The Army currently plans to use just 2,675 MRAPs–out of its planned cadre of 12,000 mine-proof vehicles–in Afghanistan, said Army Lt. Gen. Ross Thompson, military deputy to the Army’s top acquisition official. He was quizzed last Thursday on Capitol Hill about the fate of the multi-billion-dollar vehicle fleet.
“We have looked at the enduring requirement for MRAPs,” Thompson told the House Appropriations Defense subcommittee (HAC-D).
Of the Army’s 12,000 planned MRAPs, roughly 9,500 vehicles have been identified for prepositioned storage, training, and other continued use in the force structure, he said.
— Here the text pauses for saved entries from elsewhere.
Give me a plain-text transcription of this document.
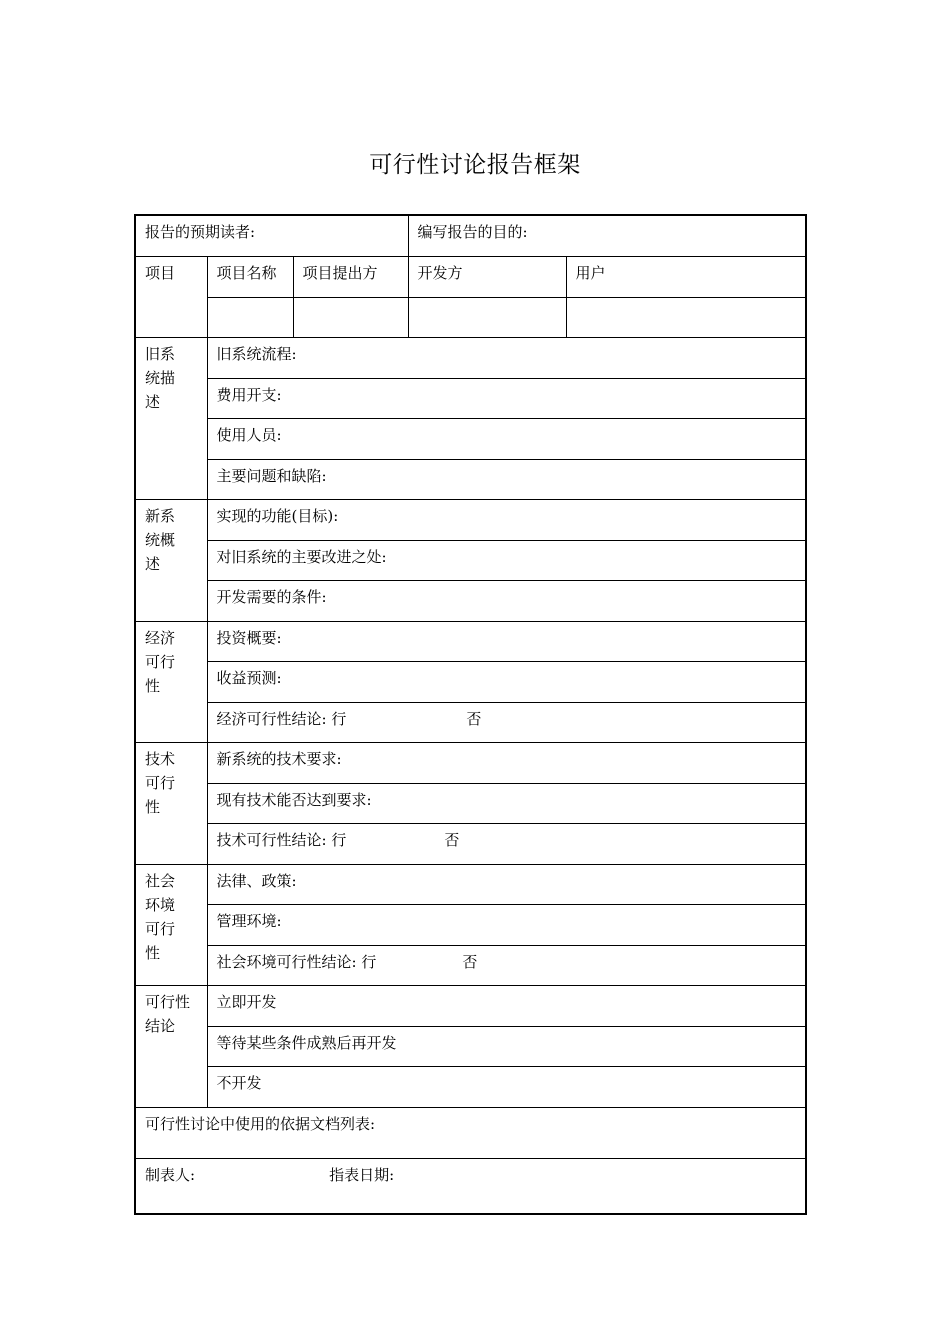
可行性讨论报告框架
报告的预期读者:			编写报告的目的:	
项目	项目名称	项目提出方	开发方	用户

旧系
统描
述	旧系统流程:			
	费用开支:			
	使用人员:			
	主要问题和缺陷:			
新系
统概
述	实现的功能(目标):			
	对旧系统的主要改进之处:			
	开发需要的条件:			
经济
可行
性	投资概要:			
	收益预测:			
	经济可行性结论: 行 否			
技术
可行
性	新系统的技术要求:			
	现有技术能否达到要求:			
	技术可行性结论: 行 否			
社会
环境
可行
性	法律、政策:			
	管理环境:			
	社会环境可行性结论: 行 否			
可行性
结论	立即开发			
	等待某些条件成熟后再开发			
	不开发			
可行性讨论中使用的依据文档列表:				
制表人: 指表日期:				
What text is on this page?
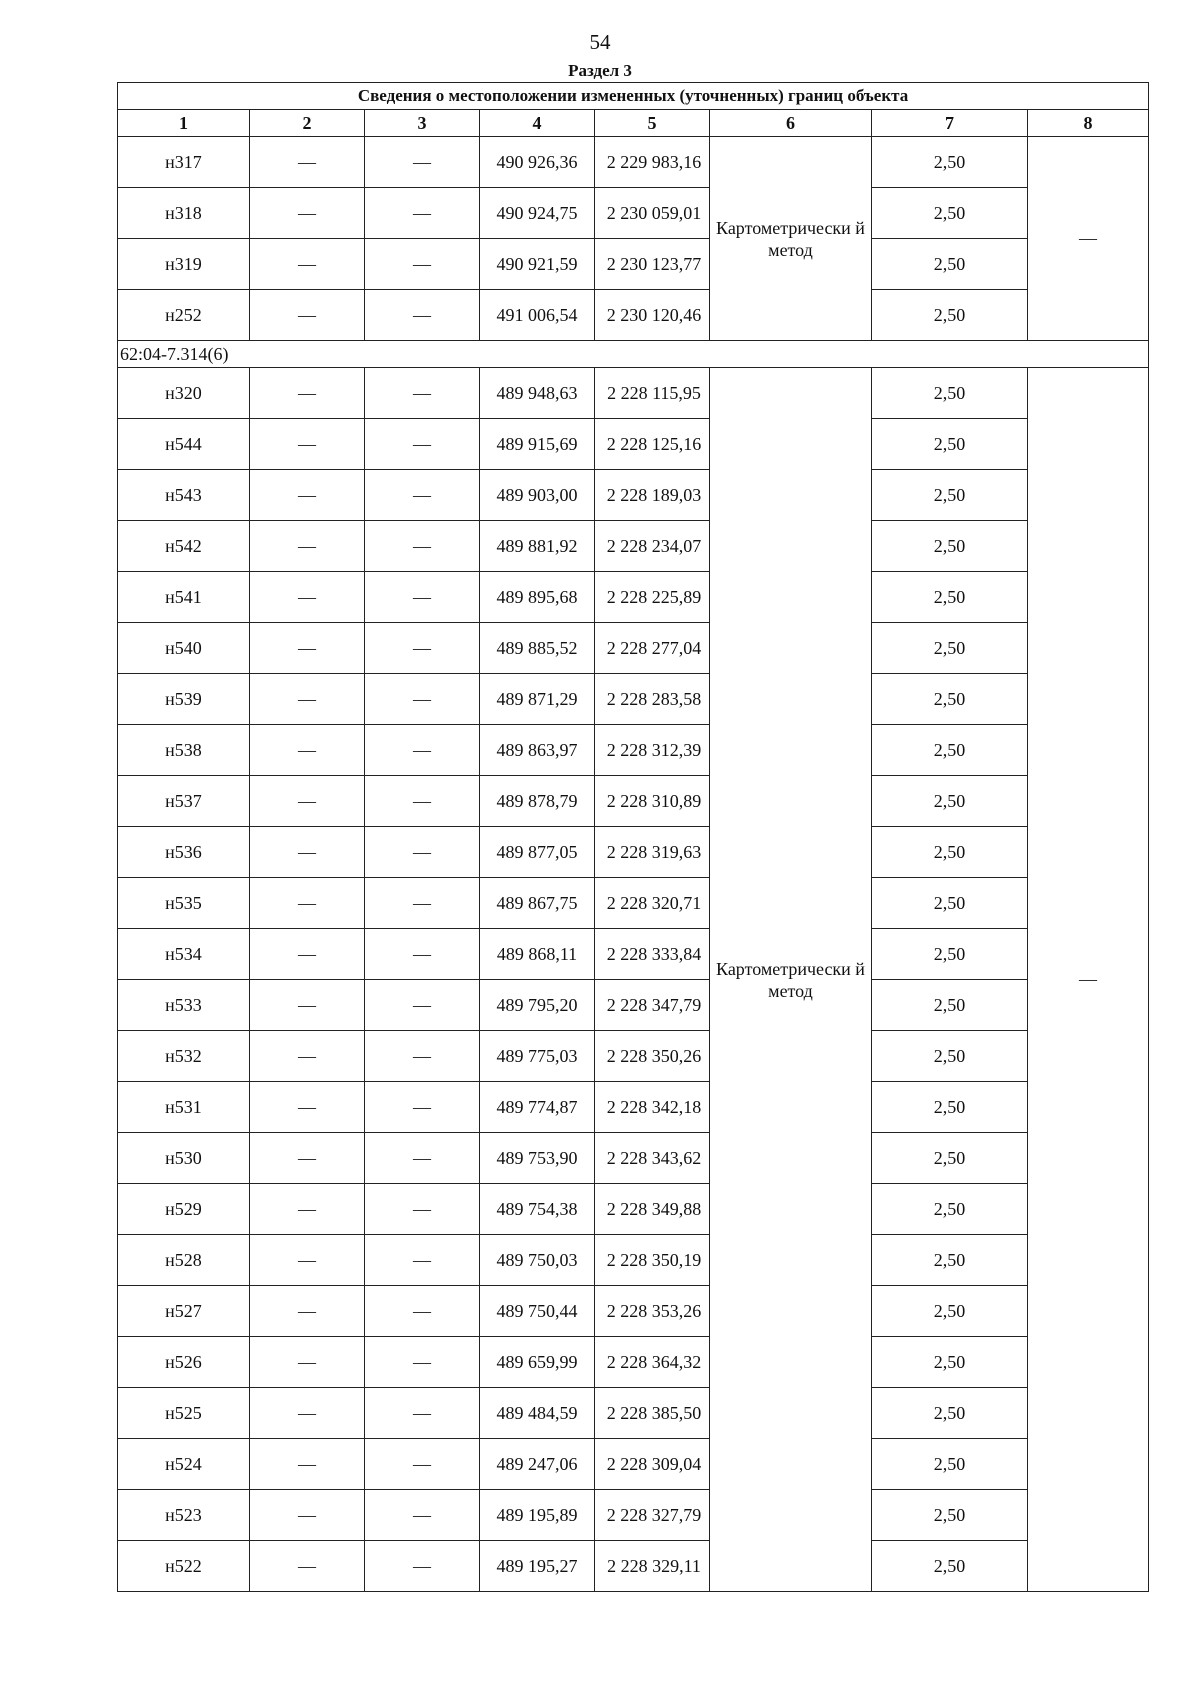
54
Раздел 3
Сведения о местоположении измененных (уточненных) границ объекта							
1	2	3	4	5	6	7	8
н317	—	—	490 926,36	2 229 983,16	Картометрически й метод	2,50	—
н318	—	—	490 924,75	2 230 059,01		2,50	
н319	—	—	490 921,59	2 230 123,77		2,50	
н252	—	—	491 006,54	2 230 120,46		2,50	
62:04-7.314(6)							
н320	—	—	489 948,63	2 228 115,95	Картометрически й метод	2,50	—
н544	—	—	489 915,69	2 228 125,16		2,50	
н543	—	—	489 903,00	2 228 189,03		2,50	
н542	—	—	489 881,92	2 228 234,07		2,50	
н541	—	—	489 895,68	2 228 225,89		2,50	
н540	—	—	489 885,52	2 228 277,04		2,50	
н539	—	—	489 871,29	2 228 283,58		2,50	
н538	—	—	489 863,97	2 228 312,39		2,50	
н537	—	—	489 878,79	2 228 310,89		2,50	
н536	—	—	489 877,05	2 228 319,63		2,50	
н535	—	—	489 867,75	2 228 320,71		2,50	
н534	—	—	489 868,11	2 228 333,84		2,50	
н533	—	—	489 795,20	2 228 347,79		2,50	
н532	—	—	489 775,03	2 228 350,26		2,50	
н531	—	—	489 774,87	2 228 342,18		2,50	
н530	—	—	489 753,90	2 228 343,62		2,50	
н529	—	—	489 754,38	2 228 349,88		2,50	
н528	—	—	489 750,03	2 228 350,19		2,50	
н527	—	—	489 750,44	2 228 353,26		2,50	
н526	—	—	489 659,99	2 228 364,32		2,50	
н525	—	—	489 484,59	2 228 385,50		2,50	
н524	—	—	489 247,06	2 228 309,04		2,50	
н523	—	—	489 195,89	2 228 327,79		2,50	
н522	—	—	489 195,27	2 228 329,11		2,50	
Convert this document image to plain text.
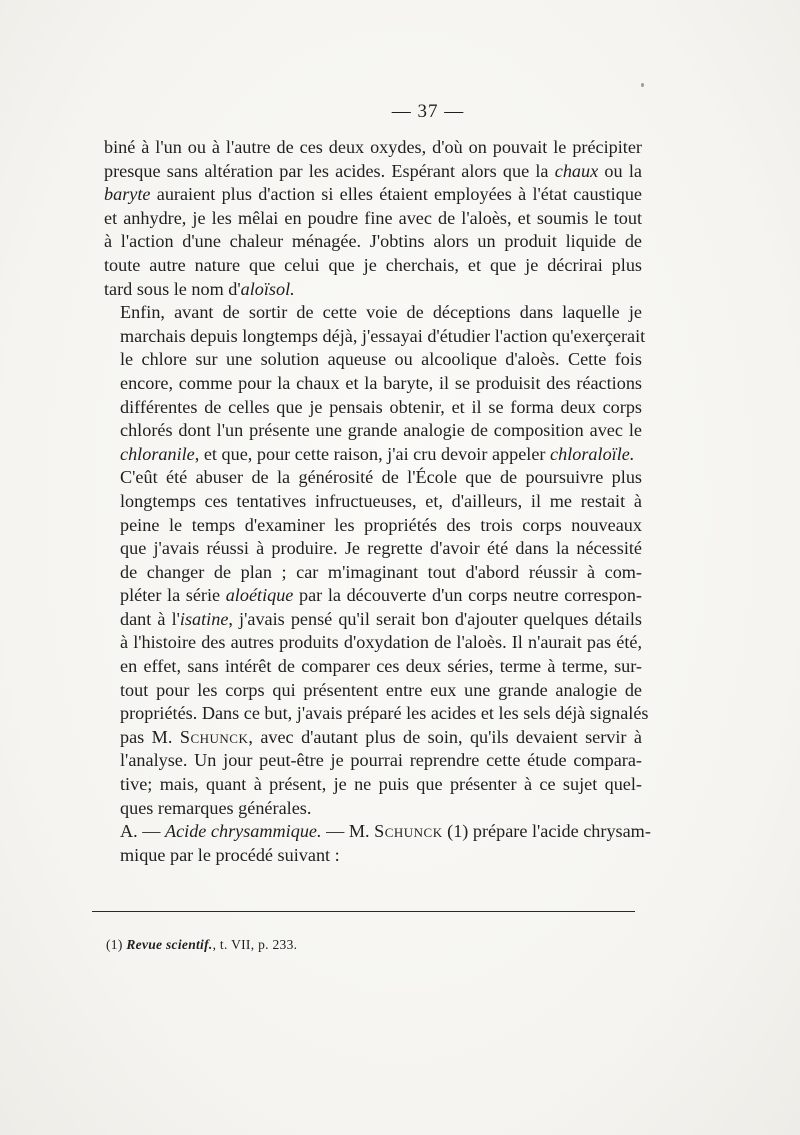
— 37 —

biné à l'un ou à l'autre de ces deux oxydes, d'où on pouvait le précipiter
presque sans altération par les acides. Espérant alors que la chaux ou la
baryte auraient plus d'action si elles étaient employées à l'état caustique
et anhydre, je les mêlai en poudre fine avec de l'aloès, et soumis le tout
à l'action d'une chaleur ménagée. J'obtins alors un produit liquide de
toute autre nature que celui que je cherchais, et que je décrirai plus
tard sous le nom d'aloïsol.

Enfin, avant de sortir de cette voie de déceptions dans laquelle je
marchais depuis longtemps déjà, j'essayai d'étudier l'action qu'exerçerait
le chlore sur une solution aqueuse ou alcoolique d'aloès. Cette fois
encore, comme pour la chaux et la baryte, il se produisit des réactions
différentes de celles que je pensais obtenir, et il se forma deux corps
chlorés dont l'un présente une grande analogie de composition avec le
chloranile, et que, pour cette raison, j'ai cru devoir appeler chloraloïle.

C'eût été abuser de la générosité de l'École que de poursuivre plus
longtemps ces tentatives infructueuses, et, d'ailleurs, il me restait à
peine le temps d'examiner les propriétés des trois corps nouveaux
que j'avais réussi à produire. Je regrette d'avoir été dans la nécessité
de changer de plan ; car m'imaginant tout d'abord réussir à com-
pléter la série aloétique par la découverte d'un corps neutre correspon-
dant à l'isatine, j'avais pensé qu'il serait bon d'ajouter quelques détails
à l'histoire des autres produits d'oxydation de l'aloès. Il n'aurait pas été,
en effet, sans intérêt de comparer ces deux séries, terme à terme, sur-
tout pour les corps qui présentent entre eux une grande analogie de
propriétés. Dans ce but, j'avais préparé les acides et les sels déjà signalés
pas M. Schunck, avec d'autant plus de soin, qu'ils devaient servir à
l'analyse. Un jour peut-être je pourrai reprendre cette étude compara-
tive; mais, quant à présent, je ne puis que présenter à ce sujet quel-
ques remarques générales.

A. — Acide chrysammique. — M. Schunck (1) prépare l'acide chrysam-
mique par le procédé suivant :

(1) Revue scientif., t. VII, p. 233.
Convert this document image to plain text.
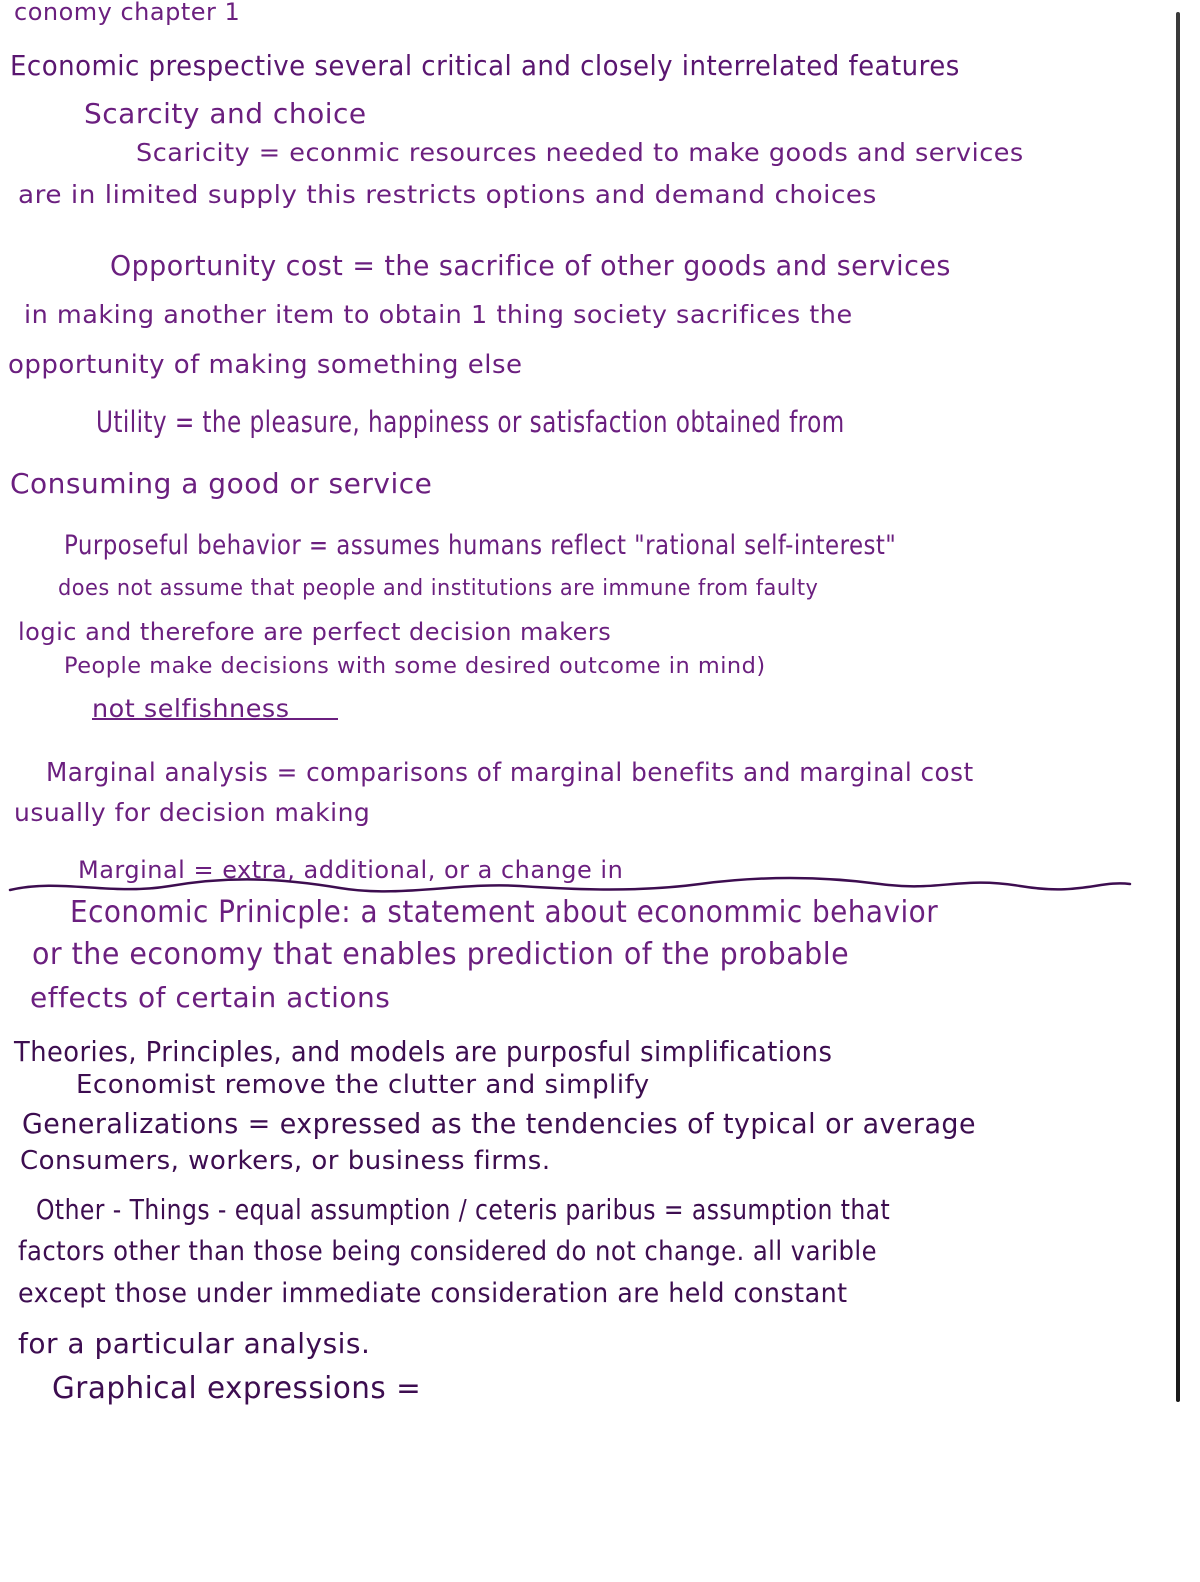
conomy chapter 1
Economic prespective several critical and closely interrelated features
Scarcity and choice
Scaricity = econmic resources needed to make goods and services
are in limited supply this restricts options and demand choices
Opportunity cost = the sacrifice of other goods and services
in making another item to obtain 1 thing society sacrifices the
opportunity of making something else
Utility = the pleasure, happiness or satisfaction obtained from
Consuming a good or service
Purposeful behavior = assumes humans reflect "rational self-interest"
does not assume that people and institutions are immune from faulty
logic and therefore are perfect decision makers
People make decisions with some desired outcome in mind)
not selfishness
Marginal analysis = comparisons of marginal benefits and marginal cost
usually for decision making
Marginal = extra, additional, or a change in
Economic Prinicple: a statement about econommic behavior
or the economy that enables prediction of the probable
effects of certain actions
Theories, Principles, and models are purposful simplifications
Economist remove the clutter and simplify
Generalizations = expressed as the tendencies of typical or average
Consumers, workers, or business firms.
Other - Things - equal assumption / ceteris paribus = assumption that
factors other than those being considered do not change. all varible
except those under immediate consideration are held constant
for a particular analysis.
Graphical expressions =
“We haven’t gotten to the end-state yet on how we would use the other 2,500,” Thompson said. “Maybe some more of those will go into force structure. That’s the ongoing analysis….And foreign-military sales or leaving some of them behind with the Iraqi forces is certainly a possibility.”
The Army recently began executing a plan to ship the oldest MRAP variants to the United States for pre-deployment training, and expects the first vehicles to arrive in April, Army officials said in written testimony.
“There’s a need right now for 702 training vehicles to (alleviate) some of the training concerns that we’ve had with soldiers going over” without being trained on operating the large vehicles, said Lt. Gen. James Thurman, the Army’s deputy chief of staff for operations.
The Army has looked at putting some of its Iraq MRAPs into enabling formations such as maneuver-enhancement brigades and sustainment brigades, Thurman told lawmakers.
“We’re working right now, working with our Training and Doctrine Command, to see how we document these vehicles and put them in the actual force-structure requirement,” he said.
Additional Army MRAPs will be sent to prepositioned stocks overseas, Thurman said, without providing vehicle tallies.
Military and congressional officials have said they expect a large chunk of MRAPs to end up in such storage facilities, including those in Kuwait.
The Marine Corps plans to keep only approximately 800 of its 2,225 MRAPs with operating forces, and send the bulk of them to prepositioned stocks “for use in an area that they would be well-suited to be operated,” said Marine Lt. Gen. George Flynn, the deputy commandant for combat development and integration.
“We’re still working through the plan, but that’s the general approach right now,” Flynn told the HAC-D last Thursday. Some of the Marine Corps’ MRAPs could end up in seabased prepositioned stocks, he said.
The Marine Corps and Army are conducting a competition for the MRAP All-Terrain Vehicle (M-ATV), a lighter and more maneuverable MRAP intended for Afghanistan. The Army’s M-ATV requirement is for 2,080 vehicles, which would complement the 2,675 traditional MRAPs the service plans to use in Afghanistan, Thompson said.